Bloc, le 20 mars 2009
18 mars 2009
Pierre Mauroy
1145 jours avant la fin de Bruni
Pierre Mauroy
Nous continuons dans la brochette des premiers ministres avec Pierre Mauroy. Lui il fut le premier premier ministre de Mitterrand entre 1981 et 1984. A l’opposé de bien de ces devanciers et de bine de ses suivants, il n’est pas un pur produit de l’ENA et est même avec Bérégovoy, l’un des rares chefs de gouvernements qui connu, même peu de temps, la condition ouvrière.
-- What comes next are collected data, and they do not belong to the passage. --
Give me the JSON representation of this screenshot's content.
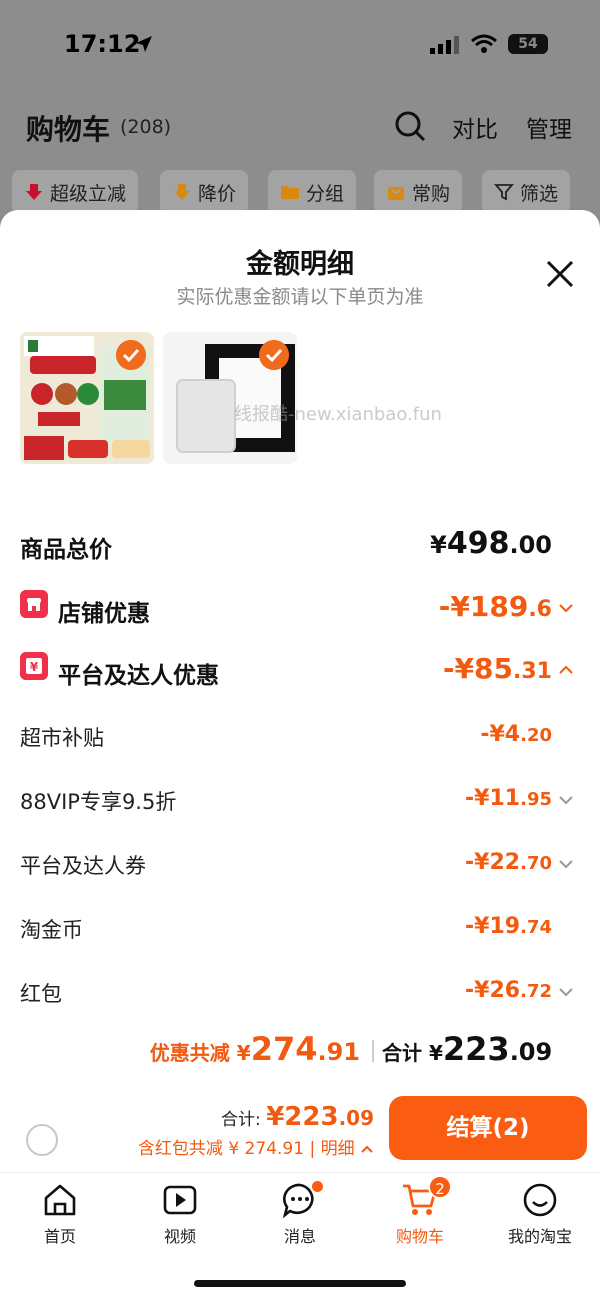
{
  "status": {
    "time": "17:12",
    "battery": "54"
  },
  "cart": {
    "title": "购物车",
    "count": "(208)",
    "compare": "对比",
    "manage": "管理",
    "chips": [
      "超级立减",
      "降价",
      "分组",
      "常购",
      "筛选"
    ]
  },
  "sheet": {
    "title": "金额明细",
    "subtitle": "实际优惠金额请以下单页为准",
    "watermark": "线报酷-new.xianbao.fun",
    "rows": {
      "total_label": "商品总价",
      "total_symbol": "¥",
      "total_int": "498",
      "total_dec": ".00",
      "shop_label": "店铺优惠",
      "shop_int": "-¥189",
      "shop_dec": ".6",
      "platform_label": "平台及达人优惠",
      "platform_int": "-¥85",
      "platform_dec": ".31",
      "sub1_label": "超市补贴",
      "sub1_int": "-¥4",
      "sub1_dec": ".20",
      "sub2_label": "88VIP专享9.5折",
      "sub2_int": "-¥11",
      "sub2_dec": ".95",
      "sub3_label": "平台及达人券",
      "sub3_int": "-¥22",
      "sub3_dec": ".70",
      "sub4_label": "淘金币",
      "sub4_int": "-¥19",
      "sub4_dec": ".74",
      "sub5_label": "红包",
      "sub5_int": "-¥26",
      "sub5_dec": ".72"
    },
    "summary": {
      "discount_label": "优惠共减 ¥",
      "discount_int": "274",
      "discount_dec": ".91",
      "total_label": "合计 ¥",
      "total_int": "223",
      "total_dec": ".09"
    }
  },
  "checkout": {
    "total_label": "合计:",
    "total_int": "¥223",
    "total_dec": ".09",
    "note": "含红包共减 ¥ 274.91 | 明细",
    "button": "结算(2)"
  },
  "tabbar": {
    "items": [
      "首页",
      "视频",
      "消息",
      "购物车",
      "我的淘宝"
    ],
    "cart_badge": "2"
  },
  "colors": {
    "accent": "#fa5c12",
    "discount_text": "#f25a10",
    "shop_icon": "#f0304a"
  }
}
Il a reçu la formation d’enseignant d’apprentissage et même enseigné 2 ans dans un lycée technique dans les années 50 (les lycées techniques des années 50 n’ont rien de commun avec ceux d’aujourd’hui). Du reste aujourd’hui encore lorsque Mauroy parle des ouvriers, ou plutôt s’offusque que le PS n’en parle pas assez, il est l »un des rares où ce qu’il dit à ce sujet paraît et est probablement sincère. Maire de Lille durant des années, il est natif de cette région et est assez largement imprégné de cette culture ouvrière, minière, sidérurgiste qui est encore un marquer fort de cette région. Au PS il a longtemps incarné une ligne modérée et dans les années 70 s’est même allié avec Rocard. Mais c’est surtout son mandat de premier ministre qui l’a mis au premier plan. Tous ceux qui ont chanté le soir du 10 mai 1981 la victoire de la gauche ont inévitablement apprécié ce qu’il fit durant les deux premières années de son hébergement à Matignon ; il a globalement fait une politique de gauche. Que ce soit socialement ou économiquement, (retraite à 60 ans, la 5ème semaine de congés payés, les nationalisations…) entre 81 et 82, le compte y était… c’est après que les choses se sont aggravées. Il n’a jamais vraiment validé le tournant de 1984 de la rigueur qu’a imposé Mitterrand mais aussi Fabius et consort. Il a quitté le gouvernement, a vainement tenté de jouer un rôle dans les nombreuses crises qu’a traversé le PS et puis s’en est retourné à Lille, où il demeure aujourd’hui, malgré Martine Aubry, absolument incontournable. C’est au demeurant normal, c’est l’un des rares socialistes à parler clairement et simplement.